Phubbing Destroys Relationships

Consider this your annual AllPsych public health announcement about the negative effects of phubbing.

In early 2018, I wrote about the dangers of phubbing – that is, of snubbing people by going on your phone. A year and change later, there’s more research out on the topic. That research gives us new evidence that everything your mother told you about why you shouldn’t ignore people to go on your phone (or everything I told you anyway) is true.

In a recent study, researchers surveyed 568 teens in Malaysia about their phubbing behaviors and also conducted in-depth interviews with six of them.

As it turned out, phubbing was associated with feelings of being less socially connected in a variety of different settings. Teens who were more prone to phubbing reported feeling less socially connected in their families and at their schools.
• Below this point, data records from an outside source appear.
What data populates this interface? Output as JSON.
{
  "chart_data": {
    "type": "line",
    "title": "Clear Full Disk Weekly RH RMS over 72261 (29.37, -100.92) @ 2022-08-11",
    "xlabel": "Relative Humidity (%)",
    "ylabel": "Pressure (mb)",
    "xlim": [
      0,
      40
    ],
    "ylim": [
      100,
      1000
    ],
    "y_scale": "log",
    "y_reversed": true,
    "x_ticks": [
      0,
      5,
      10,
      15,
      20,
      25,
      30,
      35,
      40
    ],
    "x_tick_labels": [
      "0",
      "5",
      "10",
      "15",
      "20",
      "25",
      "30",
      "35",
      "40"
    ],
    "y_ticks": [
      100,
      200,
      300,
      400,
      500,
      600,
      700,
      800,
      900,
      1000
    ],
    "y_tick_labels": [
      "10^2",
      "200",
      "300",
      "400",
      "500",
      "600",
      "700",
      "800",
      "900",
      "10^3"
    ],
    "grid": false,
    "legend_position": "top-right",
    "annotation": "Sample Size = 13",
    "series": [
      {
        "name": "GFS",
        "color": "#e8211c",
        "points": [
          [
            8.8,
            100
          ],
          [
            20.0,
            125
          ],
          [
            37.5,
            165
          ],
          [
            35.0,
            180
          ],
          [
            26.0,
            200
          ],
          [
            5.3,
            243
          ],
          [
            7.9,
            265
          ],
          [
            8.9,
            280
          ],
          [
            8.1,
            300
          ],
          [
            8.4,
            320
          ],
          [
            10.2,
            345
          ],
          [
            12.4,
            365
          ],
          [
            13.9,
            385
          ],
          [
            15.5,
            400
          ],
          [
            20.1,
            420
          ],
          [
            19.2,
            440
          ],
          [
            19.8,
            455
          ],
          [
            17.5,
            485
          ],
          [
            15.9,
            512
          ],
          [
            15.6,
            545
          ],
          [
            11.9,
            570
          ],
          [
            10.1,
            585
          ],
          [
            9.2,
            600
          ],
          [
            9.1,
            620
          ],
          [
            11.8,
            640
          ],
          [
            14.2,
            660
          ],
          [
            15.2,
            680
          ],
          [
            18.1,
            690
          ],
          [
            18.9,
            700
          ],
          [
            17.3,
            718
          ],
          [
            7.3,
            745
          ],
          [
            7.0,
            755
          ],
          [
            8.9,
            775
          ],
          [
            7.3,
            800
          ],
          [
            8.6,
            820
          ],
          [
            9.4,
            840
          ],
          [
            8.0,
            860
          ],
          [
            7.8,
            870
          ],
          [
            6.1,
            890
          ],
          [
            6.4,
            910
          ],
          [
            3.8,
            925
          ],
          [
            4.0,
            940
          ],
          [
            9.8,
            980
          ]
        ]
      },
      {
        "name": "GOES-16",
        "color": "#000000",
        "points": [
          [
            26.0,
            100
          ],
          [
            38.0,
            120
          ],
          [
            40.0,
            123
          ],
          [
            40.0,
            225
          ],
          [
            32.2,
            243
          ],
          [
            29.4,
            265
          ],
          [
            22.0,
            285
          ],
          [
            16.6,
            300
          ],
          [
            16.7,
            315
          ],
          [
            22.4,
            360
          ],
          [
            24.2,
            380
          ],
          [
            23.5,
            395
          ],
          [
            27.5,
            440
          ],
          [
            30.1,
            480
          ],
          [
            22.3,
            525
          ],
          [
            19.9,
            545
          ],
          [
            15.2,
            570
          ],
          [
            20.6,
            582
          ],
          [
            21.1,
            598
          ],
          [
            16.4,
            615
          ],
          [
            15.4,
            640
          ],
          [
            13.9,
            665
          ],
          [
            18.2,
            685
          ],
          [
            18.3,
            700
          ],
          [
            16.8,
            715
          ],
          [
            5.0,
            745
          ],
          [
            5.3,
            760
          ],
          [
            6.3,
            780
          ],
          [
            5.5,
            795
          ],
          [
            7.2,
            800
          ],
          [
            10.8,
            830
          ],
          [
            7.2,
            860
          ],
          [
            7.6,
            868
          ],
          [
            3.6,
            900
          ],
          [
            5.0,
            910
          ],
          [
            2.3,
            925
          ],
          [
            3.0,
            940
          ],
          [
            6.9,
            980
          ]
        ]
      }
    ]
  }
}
They even reported feeling less connected to themselves.

The one bright spot was when it came to being connected with their friends. In this case, phubbing didn’t help, but it didn’t seem to hurt overall either. Still, being less connected with your family, school and self is a high price to pay for being neither more nor less connected with your friends!

In the in-depth interviews, the researchers also found that phubbing had to do with a sense of belonging. The researchers described the pattern reported by serial phubbers as a “detrimental effect of phone obsession on their sense of belonging.” And if you’re always compelled to see what’s happening on your phone, it makes sense that it would make you feel less engaged with and in tune with the people around you!

This study was published in a journal specializing in addiction partly because it illustrates how compulsive phone use can have real consequences in people’s lives. But even for those whose phone use doesn’t rise to addictive levels, it’s a good reminder that smartphone use can interfere with more meaningful connections and that sometimes we have to make a deliberate decision to put face-to-face relationships first.